The second point is technology and data. You need technology to improve ESG. Think about solar panels, measuring equipment or software to collect data, as well as building control systems to optimize your building. What you will measure is determined by the chosen strategy. There is not much point in collecting data without knowing what you are going to do with it.
Finally, budget. You need to make investments in skills, data, and technology. Fortunately, you see more and more opportunities to limit upfront investments because technology is more and more affordable and in addition, there are more and more companies offering ‘Solutions as a Service’. For example, they have solar panels installed on your property but instead of buying the equipment, you have a monthly fee instead to benefit from this solar energy. You can’t escape buying technology but the Return of investment will be there because indeed not have a net-zero strategy comes with a financial risk higher than the cost of addressing it.”
A successful route to ESG
The success of ESG depends on several factors and can vary greatly from company to company. Nathalie mentioned earlier that you can start small and that you need knowledge, technology, and data. “The success of ESG is also about breaking silos. No organization can do it alone, including Schneider Electric or Planon. You need connections to other systems.

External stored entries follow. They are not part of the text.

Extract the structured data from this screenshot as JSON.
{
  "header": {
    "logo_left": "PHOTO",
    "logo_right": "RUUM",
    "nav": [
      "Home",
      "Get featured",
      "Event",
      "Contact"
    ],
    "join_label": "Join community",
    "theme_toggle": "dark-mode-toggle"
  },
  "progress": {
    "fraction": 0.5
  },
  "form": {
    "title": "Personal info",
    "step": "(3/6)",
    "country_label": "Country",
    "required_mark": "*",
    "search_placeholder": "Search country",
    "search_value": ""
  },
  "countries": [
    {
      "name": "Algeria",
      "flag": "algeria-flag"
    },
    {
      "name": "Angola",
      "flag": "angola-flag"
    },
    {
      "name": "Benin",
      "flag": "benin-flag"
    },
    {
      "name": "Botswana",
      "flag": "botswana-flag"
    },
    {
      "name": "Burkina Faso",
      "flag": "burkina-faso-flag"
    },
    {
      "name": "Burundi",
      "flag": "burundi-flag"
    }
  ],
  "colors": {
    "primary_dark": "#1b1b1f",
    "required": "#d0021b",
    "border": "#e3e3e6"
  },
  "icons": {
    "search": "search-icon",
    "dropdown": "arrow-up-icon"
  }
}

Choose technology partners have openness and partnership in their DNA. That is also the advantage of the Planon platform because it easily connects to things like IOT, smart meters and various other apps. It can be very expensive to change technology, so choosing the right technology partner at the beginning to help you reach your ESG commitments is important. You can start small with that partner but then extend the capabilities over the time leveraging their ecosystem as well.”
ESG and regulations
“The success of ESG also depends on regulations. Some companies will not change their minds until they experience regulatory pressure. THE CSRD (Corporate Sustainability Reporting Directive) from the European Commission is going to require many companies to report on sustainability policies and performance. It will apply starting in January 2024 to companies meeting at least 2 out of the 3 following criteria: 250 employees+, €40M+ in turnover, €20M+ in total assets. This represents 49,000 companies in Europe, but the impact will be bigger because they must report their scope 3¹. So scope 3 means that their suppliers, even those that are not obliged to report within the CSRD, will have to assess and share their emissions. So CSRD will really drive a significant improvement when it comes to ESG.” says Nathalie.
¹ Scope 1 covers direct emissions that a company generates while performing its business activities, whereas scope 2 covers indirect missions from purchased energy, and scope 3 covers indirect emissions in the value chain.